I know MIT has the Center for Bits and Atoms in the Media Lab, and is known for this kind of thing, and Columbia seems to have a "Laboratory for Applied Building Science." I've also heard good things about U. Michigan and Rice, but its been hard for me to tell whether a school actually has a good fabrication program, or whether they are just promoting it on their website because digital fabrication is trendy/attractive to students.
Does anyone have first or second-hand experience with this stuff?
I might be biased but the University of Houston has quite possibly the nicest, most under-utilized shop in the country. Since you already mentioned Rice (I never really saw anything great come out of there in terms of digi-fab), check out UH if you decide to go to Houston. UH is also a designated Rhino-Fab lab so you get extra resources, cheap software and they put on all kinds of demos twice a year.
If you want to get really crazy I think Michigan has a couple 5-axis machines and then of course Sci-ARC has their robots.
...7 axis KUKA Robot
I would argue UMich has some of the best resources in the nation. Take a look at their digifab page on the school's website. And it's not just the architecture school, but the adjacent schools can as well provide excellent resources to students outside of the architecture school. Plus, there's is no overriding dogma presiding. The interest and passions you have can easily be coupled with an appropriate professor to be challenged and nurtured. Of course, an education is only what you make of it, but they definitely have the best tools to make that happen.

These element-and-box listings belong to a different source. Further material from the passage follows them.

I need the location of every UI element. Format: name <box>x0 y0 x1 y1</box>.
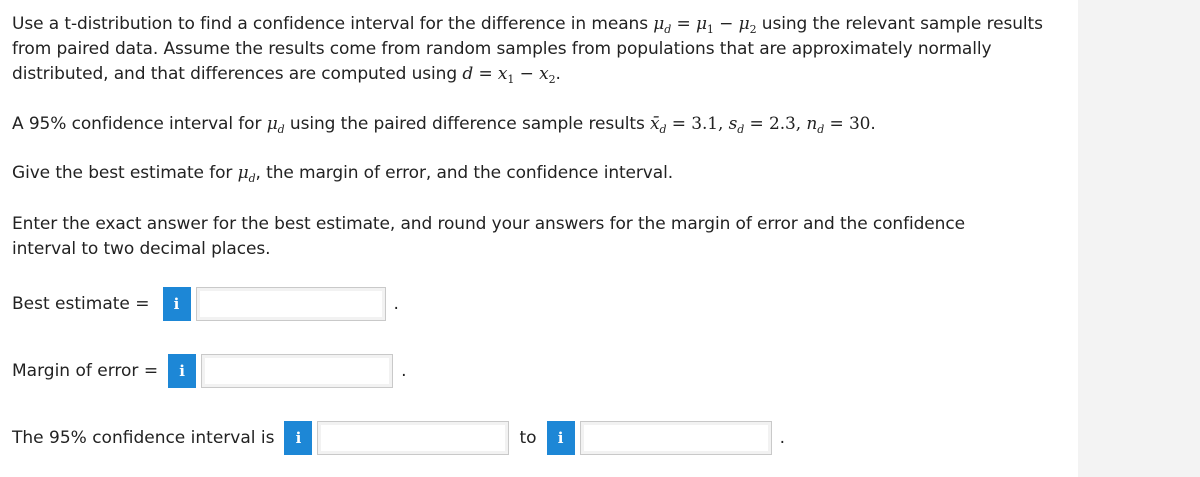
task-end-text: , the margin of error, and the confidence interval. <box>255 163 674 183</box>
info-icon[interactable]: i <box>168 354 196 388</box>
ci-lead-text: A 95% confidence interval for <box>12 114 262 134</box>
confidence-interval-label: The 95% confidence interval is <box>12 428 275 448</box>
ci-mid-text: using the paired difference sample results <box>289 114 645 134</box>
margin-of-error-input[interactable] <box>201 354 393 388</box>
best-estimate-period: . <box>393 294 399 314</box>
question-intro: Use a t-distribution to find a confidence interval for the difference in means $\mu_d = \mu_1 - \mu_2$ using the relevant sample results from paired data. Assume the results come from random samples from populations that are approximately normally distributed, and that differences are computed using $d = x_1 - x_2$. <box>12 14 1043 86</box>
best-estimate-row <box>12 287 399 321</box>
info-icon[interactable]: i <box>547 421 575 455</box>
confidence-interval-row <box>12 421 785 455</box>
mu-d-math: $\mu_d = \mu_1 - \mu_2$ <box>653 14 757 36</box>
best-estimate-input[interactable] <box>196 287 386 321</box>
rounding-instruction: Enter the exact answer for the best estimate, and round your answers for the margin of error and the confidence interval to two decimal places. <box>12 214 965 259</box>
to-label: to <box>519 428 537 448</box>
difference-formula-math: $d = x_1 - x_2$ <box>462 64 556 86</box>
confidence-statement: A 95% confidence interval for $\mu_d$ using the paired difference sample results $x̄_d = 3.1$, $s_d = 2.3$, $n_d = 30$. <box>12 114 876 136</box>
right-side-strip <box>1078 0 1200 477</box>
intro-lead-text: Use a t-distribution to find a confidence interval for the difference in means <box>12 14 648 34</box>
mu-d-math: $\mu_d$ <box>237 163 256 185</box>
sample-results-math: $x̄_d = 3.1$, $s_d = 2.3$, $n_d = 30$ <box>650 114 871 136</box>
margin-of-error-label: Margin of error = <box>12 361 159 381</box>
intro-mid-text: using the relevant sample results from paired data. Assume the results come from random samples from populations that are approximately normally distributed, and that differences are computed using <box>12 14 1043 84</box>
best-estimate-label: Best estimate = <box>12 294 150 314</box>
info-icon[interactable]: i <box>284 421 312 455</box>
ci-upper-input[interactable] <box>580 421 772 455</box>
margin-of-error-period: . <box>401 361 407 381</box>
task-lead-text: Give the best estimate for <box>12 163 233 183</box>
info-icon[interactable]: i <box>163 287 191 321</box>
ci-lower-input[interactable] <box>317 421 509 455</box>
mu-d-math: $\mu_d$ <box>266 114 285 136</box>
task-instruction <box>12 161 1062 186</box>
confidence-interval-period: . <box>779 428 785 448</box>
margin-of-error-row <box>12 354 406 388</box>
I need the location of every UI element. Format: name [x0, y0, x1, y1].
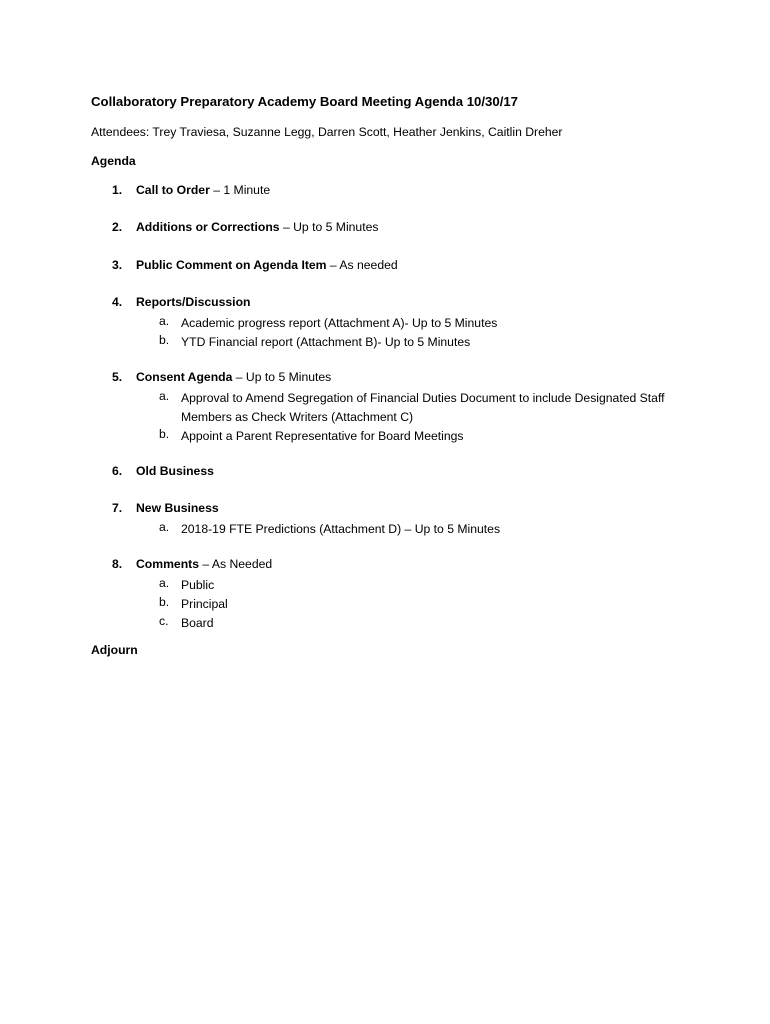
item-number: 1. — [112, 183, 123, 197]
sub-item-text: Principal — [181, 597, 228, 611]
item-title: Reports/Discussion — [136, 295, 251, 309]
item-number: 3. — [112, 258, 123, 272]
sub-item-text: Public — [181, 578, 215, 592]
attendees-line: Attendees: Trey Traviesa, Suzanne Legg, Darren Scott, Heather Jenkins, Caitlin Dreher — [91, 125, 563, 139]
agenda-item-old-business — [0, 464, 770, 482]
sub-item-letter: b. — [159, 333, 170, 347]
agenda-item-new-business — [0, 501, 770, 519]
item-number: 5. — [112, 370, 123, 384]
item-description: – As needed — [326, 258, 398, 272]
item-number: 7. — [112, 501, 123, 515]
item-number: 8. — [112, 557, 123, 571]
sub-item-letter: a. — [159, 520, 170, 534]
item-title: Comments — [136, 557, 199, 571]
item-title: Public Comment on Agenda Item — [136, 258, 327, 272]
agenda-item-additions-corrections — [0, 220, 770, 238]
item-description: – Up to 5 Minutes — [232, 370, 332, 384]
item-number: 2. — [112, 220, 123, 234]
sub-item-letter: b. — [159, 427, 170, 441]
sub-item-text: Appoint a Parent Representative for Board Meetings — [181, 429, 464, 443]
sub-item-letter: a. — [159, 576, 170, 590]
agenda-item-reports-discussion — [0, 295, 770, 313]
agenda-item-comments — [0, 557, 770, 575]
sub-item-text: Board — [181, 616, 214, 630]
agenda-item-call-to-order — [0, 183, 770, 201]
sub-item-letter: c. — [159, 614, 169, 628]
item-description: – Up to 5 Minutes — [279, 220, 379, 234]
document-title: Collaboratory Preparatory Academy Board Meeting Agenda 10/30/17 — [91, 94, 519, 109]
item-number: 4. — [112, 295, 123, 309]
adjourn-heading: Adjourn — [91, 643, 138, 657]
sub-item-letter: b. — [159, 595, 170, 609]
sub-item-text: Approval to Amend Segregation of Financial Duties Document to include Designated Staff Members as Check Writers (Attachment C) — [181, 391, 665, 424]
sub-item-text: Academic progress report (Attachment A)- Up to 5 Minutes — [181, 316, 498, 330]
item-title: Call to Order — [136, 183, 210, 197]
item-description: – 1 Minute — [209, 183, 271, 197]
item-number: 6. — [112, 464, 123, 478]
agenda-heading: Agenda — [91, 154, 136, 168]
item-title: New Business — [136, 501, 219, 515]
agenda-item-consent-agenda — [0, 370, 770, 388]
item-description: – As Needed — [198, 557, 273, 571]
item-title: Consent Agenda — [136, 370, 233, 384]
sub-item-text: 2018-19 FTE Predictions (Attachment D) – Up to 5 Minutes — [181, 522, 501, 536]
sub-item-letter: a. — [159, 389, 170, 403]
item-title: Old Business — [136, 464, 214, 478]
item-title: Additions or Corrections — [136, 220, 280, 234]
sub-item-text: YTD Financial report (Attachment B)- Up to 5 Minutes — [181, 335, 471, 349]
sub-item-letter: a. — [159, 314, 170, 328]
agenda-item-public-comment — [0, 258, 770, 276]
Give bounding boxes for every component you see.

I'm a research assistant in the UMich FABlab, feel free to drop me an email if you have any specific questions. Digital fabrication has been an area of personal interest for some time and I like to think that I can talk intelligently on the topic.
I gave the tours to the incoming students this year so I can give you the basics on our space up-front. For equipment we currently have:
Of course we always have plans for expansion in the works, but its not my place to be discussing those at this stage in the game.
I can't make comparisons against every school, but from my experience we have a fairly liberal access policy compared to other programs. The space of the lab is open 24/7, and I'm sitting in my office off the lab writing this. Students are allowed to run laser and ZUND jobs and have access to the metal and wood shops after basic orientations. Only trained student shop assistants run the 3-axis, waterjet and 3D printers. Access to 5-axis and KUKA is limited to coursework taught by or associated with the lab's director Wes McGee.
We also have a MSArch program in Digital Technologies (which I completed earlier this summer) that is heavily integrated with the lab. If you have a BArch already its an option if you'd rather that over a MArch.
I'll plug SAIC in the same category. Last I knew there were 3 CNC machines on campus, with an entirely new lab scheduled to open right about now. However, there are nine wood, metal, and digital fab shops on campus, with all of the above mentioned resources, plus a robotics lab, a foundry, plasma cutters, three complete furniture shops (30" planer anyone?), and a host of other making resources. The MArch curriculum also gives you the room to devote an entire course every semester to these kinds of pursuits.
Another thing to look at when examining schools is who they have for faculty that are involved with design computation and if they are integrating that with the fabrication facilities. I'm of the opinion (and I wouldn't be surprised if others were to disagree) that design computation and digital fabrication are two sides of the same coin, and that current work that is considered progressive in the field has the two systems communicating to one another. Its not enough just to have access to the latest and greatest tooling regardless how nice it is.